Big plans for aquaculture
November 2, 2017
By Liza Mayer
The Canadian province of Newfoundland and Labrador has big plans for its aquaculture industry, including doubling its Atlantic salmon production to 50,000 metric tonnes annually and mussel production to 10,750 metric tonnes annually by 2020.
Atlantic salmon is the major commercial salmonid species farmed in the province and last year was a banner year for the province with 25,411 tonnes of farmed salmon production.
The new targets were announced today as part of a 28-point plan to also more than double the number of year-round aquaculture jobs in the province to 2,100.
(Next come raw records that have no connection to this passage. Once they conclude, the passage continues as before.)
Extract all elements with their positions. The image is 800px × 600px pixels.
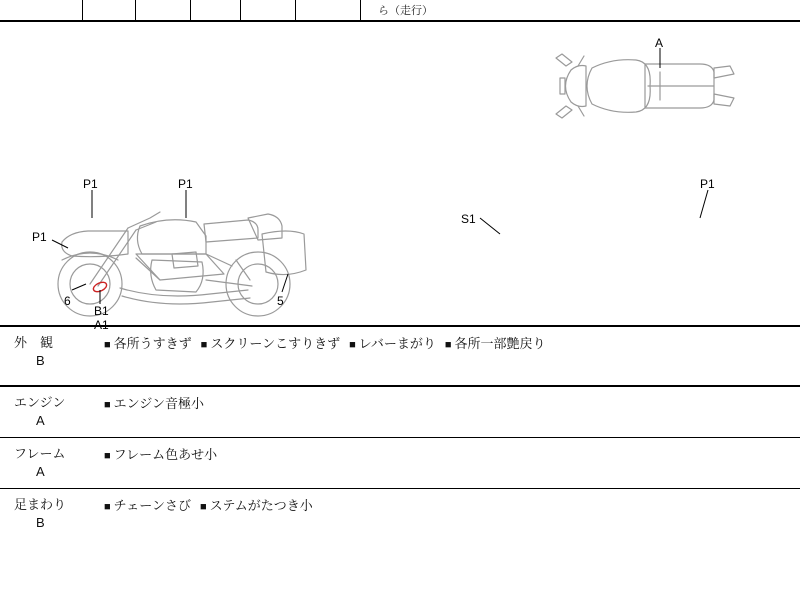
- bullet-icon: ■: [200, 339, 208, 351]
- callout-top-a: A: [655, 36, 664, 50]
- bullet-icon: ■: [200, 501, 207, 513]
- condition-row-suspension: [0, 489, 800, 540]
- bullet-icon: ■: [104, 450, 111, 462]
- bullet-icon: ■: [349, 339, 356, 351]
- bullet-icon: ■: [104, 501, 111, 513]
- callout-left-6: 6: [64, 294, 71, 308]
- callout-left-a1: A1: [94, 318, 109, 332]
- table-divider: [360, 0, 361, 22]
- callout-left-b1: B1: [94, 304, 109, 318]
- condition-items-exterior: [104, 335, 794, 354]
- bullet-icon: ■: [104, 399, 111, 411]
- condition-item: スクリーンこすりきず: [210, 336, 341, 351]
- callout-right-s1: S1: [461, 212, 476, 226]
- callout-left-p1-top-1: P1: [83, 177, 98, 191]
- callout-left-5: 5: [277, 294, 284, 308]
- condition-label-suspension: 足まわり: [14, 497, 67, 512]
- condition-grade-frame: A: [36, 464, 45, 479]
- condition-items-frame: [104, 446, 794, 465]
- condition-item: 各所一部艶戻り: [454, 336, 546, 351]
- table-divider: [135, 0, 136, 22]
- condition-item: フレーム色あせ小: [113, 447, 218, 462]
- condition-item: レバーまがり: [358, 336, 436, 351]
- condition-item: ステムがたつき小: [209, 498, 313, 513]
- left-side-view-drawing: [58, 212, 306, 316]
- top-table-cell-label: ら（走行）: [378, 5, 433, 17]
- table-divider: [190, 0, 191, 22]
- condition-table: [0, 327, 800, 540]
- motorcycle-diagrams-svg: [0, 22, 800, 325]
- condition-row-frame: [0, 438, 800, 489]
- top-table-strip: [0, 0, 800, 22]
- callout-right-p1: P1: [700, 177, 715, 191]
- bullet-icon: ■: [444, 339, 452, 351]
- condition-items-suspension: [104, 497, 794, 516]
- condition-row-engine: [0, 387, 800, 438]
- condition-item: チェーンさび: [113, 498, 192, 513]
- condition-label-exterior: 外 観: [14, 335, 54, 350]
- condition-grade-exterior: B: [36, 353, 45, 368]
- top-view-drawing: [556, 54, 734, 118]
- table-divider: [82, 0, 83, 22]
- table-divider: [295, 0, 296, 22]
- callout-left-p1-top-2: P1: [178, 177, 193, 191]
- condition-item: エンジン音極小: [113, 396, 205, 411]
- damage-diagram-area: [0, 22, 800, 332]
- table-divider: [240, 0, 241, 22]
- condition-grade-engine: A: [36, 413, 45, 428]
- callout-left-p1-side: P1: [32, 230, 47, 244]
- condition-row-exterior: [0, 327, 800, 387]
- condition-label-frame: フレーム: [14, 446, 66, 461]
- condition-grade-suspension: B: [36, 515, 45, 530]
- condition-items-engine: [104, 395, 794, 414]
- condition-item: 各所うすきず: [113, 336, 192, 351]
- bullet-icon: ■: [104, 339, 111, 351]
- condition-label-engine: エンジン: [14, 395, 66, 410]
“Our vision for the future of Newfoundland and Labrador is a place where potential is realized, and opportunities abound,” said the province’s premier, Dwight Ball. “Through unprecedented partnerships with high potential industries like the aquaculture sector, our government is fostering the economic development, innovation, and job creation needed to support bright futures for people and families throughout our province.”
Actions to support growth within the aquaculture industry include:
- Responding to the human resource needs of the industry with tailored labour market supports, immigration attraction, and efforts to help make youth aware of opportunities in aquaculture;
- Responding to the capital and infrastructure needs of the industry by adjusting government funding programs and exploring partnership opportunities to develop facilities that strengthen the value chain for mussel and salmon producers;
- Responding to the public awareness and market access needs of the industry by developing a marketing strategy that promotes products and builds public trust;
- Responding to the needs of provincial entrepreneurs by promoting opportunities for aquaculture supply and service companies, which in turn creates new employment and maximizes industry competitiveness; and
- Responding to the public’s need for sustainable aquaculture development by reviewing all provincial policies related to aquaculture, including the provincial Code of Containment and other measures used to promote sustainability, which ensures the province remains a leader in best practices for years to come.
“Aquaculture generated a record $276 million for the provincial economy last year. While this is good news, the real excitement comes from knowing there is potential for even more economic success, not only from direct aquaculture activity, but also spin off employment in processing, transportation, service and supply,” said Mark Lane, executive director of the Newfoundland Aquaculture Industry Association.